There was one problem, though, according to researchers who signed a public letter condemning the claims in the news: The ruins were not the "lost city" of lore - and worse, they may not have been lost to begin with.
The dissenting researchers - including Chris Begley, an archaeologist at Transylvania University who has 20 years of experience in the region - said the National Geographic story exaggerated the findings and ignored the region's indigenous people. National Geographic responded to the letter by linking to a statement from the research team that says its story never claimed to have discovered the "lost city," but merely a lost city in the region.
Controversy notwithstanding, the teams of researchers and documentarians who visited the site in 2012 and 2015 came away riveted by what they'd seen. Preston and several other archaeologists maintain that they set foot on terrain that had been untouched for half a millennium. And they say the clues these people left behind point to a tragic end.
"It's hard to believe that in the 21st century a lost city could still be discovered, but that's exactly what happened," he said. "People hadn't touched foot there in 500 years. It's absolutely true."
Whoever populated the area deep in Honduras' Moskitia Jungle did not leave many clues. The team that visited in 2012 was able to date the remains it uncovered to somewhere between 1000 AD and 1400 AD. That places people in the region after the era of the Mayans, whose civilisation stretched from southeastern Mexico across Guatemala and Belize and into the western portions of Honduras and El Salvador.
"They grew up near the Mayans. They took on the pyramids. They laid out their cities in a somewhat Mayan fashion, but not quite," Preston said. "But it's very mysterious. There's so much we don't know."
What researchers do know is that whoever lived there disappeared suddenly.

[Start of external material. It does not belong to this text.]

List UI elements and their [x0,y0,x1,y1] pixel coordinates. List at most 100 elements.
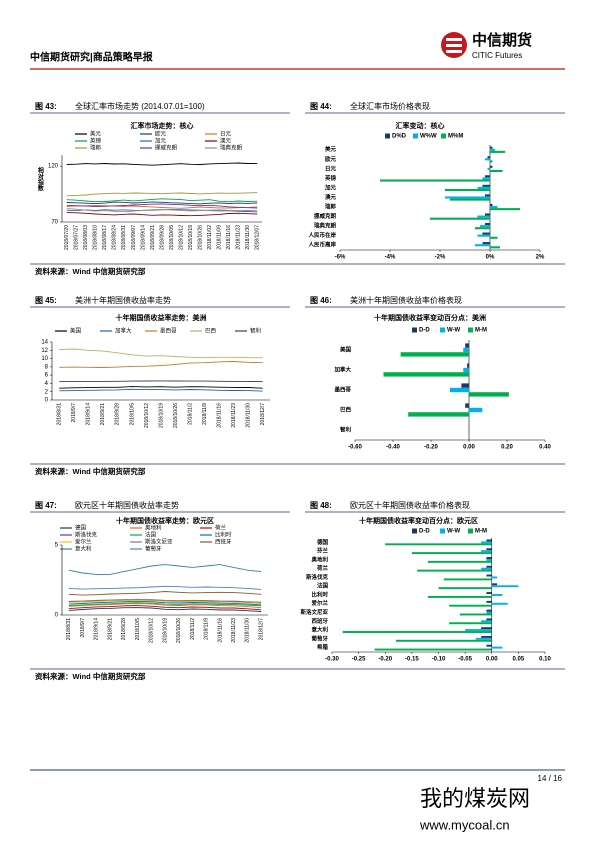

In addition to rough remnants of their pyramids and plazas, they left behind a series of intricate stone pieces, including what is thought to be part of a ceremonial seat featuring an effigy of a "were-jaguar." So far, researchers have identified nearly 500 of the stone pieces.
"At the base of a pyramid we discovered an enormous cache of beautiful stone sculptures," Preston said. "It appears the people brought their objects, carefully laid them to rest, and then walked out of the city."
Several archaeologists and anthropologists who were on Preston's research team believe the people were felled by disease.
"The evidence is very strong that that's what happened," Preston said. "These were diseases brought by Europeans, specifically smallpox and measles."
But it's unlikely that Europeans ever reached this civilisation - at least not in person. Instead, the diseases probably found the indigenous populations by way of trade. As goods exchanged hands, so did viruses. And some of these invaders were foreign illnesses against which the indigenous people had no defence.
"This is a fascinating example of how disease can run way ahead of physical contact," Preston said. "Even though this valley was never physically threatened by the Spanish, it may have been laid low and completely wiped out by their disease."